It appears to be caused as a side effect of https://sourceware.org/git/?p=glibc.git;a=commit;f=localedata/locales/sv_SE;h=159738548130d5ac4fe6178977e940ed5f8cfdc4 Probably an unexpected effect of the IGNORE keyword. Example test case: LANG=sv_SE.iso88591 && [[ w =~ [a-z] ]] && echo ok || echo nok It should print 'ok', but on rhel8, and other recent systems it prints 'nok'
This is a known upstream bug: https://sourceware.org/bugzilla/show_bug.cgi?id=25036 The addition of the new rules to sort &v<<<V<<w<<<W cause "collation element order" to become different which impacts 'a-z' sorting and moves the characters out of the range for sv_SE. Swedish doesn't use this rule any more so we can fix upstream and RHEL8 by removing this specific rule.

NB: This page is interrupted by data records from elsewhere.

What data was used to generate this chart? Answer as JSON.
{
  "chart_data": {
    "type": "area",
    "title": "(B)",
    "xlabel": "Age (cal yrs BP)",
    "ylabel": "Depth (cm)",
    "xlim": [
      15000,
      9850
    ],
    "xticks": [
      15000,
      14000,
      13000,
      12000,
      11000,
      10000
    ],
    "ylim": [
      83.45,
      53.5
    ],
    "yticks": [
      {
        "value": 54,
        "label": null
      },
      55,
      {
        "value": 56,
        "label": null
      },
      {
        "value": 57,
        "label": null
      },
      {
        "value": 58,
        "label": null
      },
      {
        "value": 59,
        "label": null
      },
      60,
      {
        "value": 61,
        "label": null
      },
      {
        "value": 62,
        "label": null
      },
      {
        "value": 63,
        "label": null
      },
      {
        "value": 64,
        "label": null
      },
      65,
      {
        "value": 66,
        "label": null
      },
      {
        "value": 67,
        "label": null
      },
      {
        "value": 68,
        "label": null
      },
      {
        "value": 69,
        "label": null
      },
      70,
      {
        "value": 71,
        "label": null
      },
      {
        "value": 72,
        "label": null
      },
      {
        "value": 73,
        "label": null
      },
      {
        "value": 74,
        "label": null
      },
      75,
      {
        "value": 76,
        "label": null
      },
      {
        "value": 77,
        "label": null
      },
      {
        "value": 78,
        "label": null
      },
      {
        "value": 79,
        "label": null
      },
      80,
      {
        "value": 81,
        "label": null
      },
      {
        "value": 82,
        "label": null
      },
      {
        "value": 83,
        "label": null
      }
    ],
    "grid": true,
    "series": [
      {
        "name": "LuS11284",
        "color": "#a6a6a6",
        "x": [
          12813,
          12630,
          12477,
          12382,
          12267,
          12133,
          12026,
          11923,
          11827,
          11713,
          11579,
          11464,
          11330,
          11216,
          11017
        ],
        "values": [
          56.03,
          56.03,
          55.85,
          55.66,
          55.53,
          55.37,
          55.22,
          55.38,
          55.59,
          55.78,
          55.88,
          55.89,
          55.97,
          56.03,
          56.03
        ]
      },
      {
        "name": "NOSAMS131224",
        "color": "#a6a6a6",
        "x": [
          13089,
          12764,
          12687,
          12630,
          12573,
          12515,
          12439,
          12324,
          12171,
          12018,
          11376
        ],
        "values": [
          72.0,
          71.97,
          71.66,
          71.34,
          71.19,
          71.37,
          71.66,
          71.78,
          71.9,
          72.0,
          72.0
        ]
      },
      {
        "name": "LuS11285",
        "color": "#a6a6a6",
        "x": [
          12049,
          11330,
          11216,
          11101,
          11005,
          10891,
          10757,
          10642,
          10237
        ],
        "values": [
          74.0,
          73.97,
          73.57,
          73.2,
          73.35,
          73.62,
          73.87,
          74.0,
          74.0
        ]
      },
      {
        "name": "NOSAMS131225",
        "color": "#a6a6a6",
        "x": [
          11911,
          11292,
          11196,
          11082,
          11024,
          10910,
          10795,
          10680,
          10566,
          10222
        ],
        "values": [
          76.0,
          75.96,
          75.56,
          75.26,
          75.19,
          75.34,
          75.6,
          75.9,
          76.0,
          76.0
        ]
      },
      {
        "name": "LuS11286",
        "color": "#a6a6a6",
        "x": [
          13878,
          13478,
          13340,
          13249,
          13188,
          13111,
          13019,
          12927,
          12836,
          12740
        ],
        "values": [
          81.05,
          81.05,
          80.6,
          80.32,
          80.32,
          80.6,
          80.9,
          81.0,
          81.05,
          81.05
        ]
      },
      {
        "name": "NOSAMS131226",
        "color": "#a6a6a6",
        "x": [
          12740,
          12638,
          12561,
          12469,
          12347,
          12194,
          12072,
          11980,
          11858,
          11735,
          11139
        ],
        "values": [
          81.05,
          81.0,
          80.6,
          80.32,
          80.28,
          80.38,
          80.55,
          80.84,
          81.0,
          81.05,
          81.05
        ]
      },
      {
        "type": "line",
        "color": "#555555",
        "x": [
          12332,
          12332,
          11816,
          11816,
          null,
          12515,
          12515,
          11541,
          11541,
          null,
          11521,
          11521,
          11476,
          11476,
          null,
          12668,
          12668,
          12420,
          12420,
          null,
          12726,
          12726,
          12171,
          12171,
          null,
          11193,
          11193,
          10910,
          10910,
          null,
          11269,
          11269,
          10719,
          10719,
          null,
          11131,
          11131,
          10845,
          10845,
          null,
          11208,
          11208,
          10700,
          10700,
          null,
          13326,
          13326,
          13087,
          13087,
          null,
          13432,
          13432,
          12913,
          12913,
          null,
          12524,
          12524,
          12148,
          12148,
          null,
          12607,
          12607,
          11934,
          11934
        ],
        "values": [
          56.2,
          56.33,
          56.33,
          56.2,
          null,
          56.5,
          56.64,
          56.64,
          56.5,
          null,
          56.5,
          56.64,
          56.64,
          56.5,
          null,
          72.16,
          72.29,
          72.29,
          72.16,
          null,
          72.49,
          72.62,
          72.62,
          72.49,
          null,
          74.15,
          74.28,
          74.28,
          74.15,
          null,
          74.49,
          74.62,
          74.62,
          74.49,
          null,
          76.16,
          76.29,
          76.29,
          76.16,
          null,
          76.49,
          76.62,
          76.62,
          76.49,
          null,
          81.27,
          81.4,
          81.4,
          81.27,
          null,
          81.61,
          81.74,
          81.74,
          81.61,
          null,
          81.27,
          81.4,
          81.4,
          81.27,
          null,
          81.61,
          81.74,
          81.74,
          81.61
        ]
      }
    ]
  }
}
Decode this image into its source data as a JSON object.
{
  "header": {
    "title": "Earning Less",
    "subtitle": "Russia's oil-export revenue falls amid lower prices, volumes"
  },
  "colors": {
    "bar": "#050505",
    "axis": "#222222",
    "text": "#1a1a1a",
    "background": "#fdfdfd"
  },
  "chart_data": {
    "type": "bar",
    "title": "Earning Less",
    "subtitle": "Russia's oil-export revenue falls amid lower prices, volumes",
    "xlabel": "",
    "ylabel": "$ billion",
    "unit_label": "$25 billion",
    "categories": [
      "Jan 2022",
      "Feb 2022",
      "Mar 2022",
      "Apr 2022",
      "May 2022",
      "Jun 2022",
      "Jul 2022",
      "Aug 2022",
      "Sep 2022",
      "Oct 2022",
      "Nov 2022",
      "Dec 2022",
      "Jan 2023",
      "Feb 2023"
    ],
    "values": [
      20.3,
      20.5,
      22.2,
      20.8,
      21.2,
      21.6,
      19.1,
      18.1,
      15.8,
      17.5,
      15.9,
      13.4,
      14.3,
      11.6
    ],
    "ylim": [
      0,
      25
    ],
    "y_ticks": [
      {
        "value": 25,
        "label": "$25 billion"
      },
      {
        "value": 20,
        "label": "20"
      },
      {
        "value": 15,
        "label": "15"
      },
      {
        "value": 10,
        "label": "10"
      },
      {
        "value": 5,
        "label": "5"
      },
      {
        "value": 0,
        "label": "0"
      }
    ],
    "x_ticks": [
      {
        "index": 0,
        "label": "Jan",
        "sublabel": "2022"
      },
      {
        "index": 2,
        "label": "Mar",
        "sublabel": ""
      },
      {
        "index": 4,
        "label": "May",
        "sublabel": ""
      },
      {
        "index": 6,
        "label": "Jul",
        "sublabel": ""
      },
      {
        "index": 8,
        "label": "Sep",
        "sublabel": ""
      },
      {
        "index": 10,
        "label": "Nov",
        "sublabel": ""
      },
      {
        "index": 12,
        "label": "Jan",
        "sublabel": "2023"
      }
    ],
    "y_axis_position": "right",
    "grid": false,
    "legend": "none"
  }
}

Moving to RHEL 9. This change would change the collation order, which is not allowed in an 8.Y release, as it would break existing databases.
This is fixed in upstream now and it we will work to ensure it makes it into RHEL9. As a workaround the customer could compile their own variant of the locale with the upstream fix. The upstream fix is here and will be a part of glibc 2.34 releasing 2021-08-01: commit ebde2baeb535661019b8f774a906d6abd332f3b8 Author: Sebastian Rasmussen <sebras> Date: Thu Mar 18 17:21:43 2021 -0400 Update sv_SE to treate 'W' as a distinct character (Bug 25036) The 13th edition of Svenska Akademiens ordlista lists 'W' as a distinct letter that sorts after 'V'. We adjust the sv_SE locale (and tests) to match this updated and "reformed" language change. This harmonizes us with CLDR 1.5.0 (2007) for sv_SE sorting of the letter 'W'. No regressions on x86_64, and locale sorting tests all pass. Co-authored-by: Carlos O'Donell <carlos>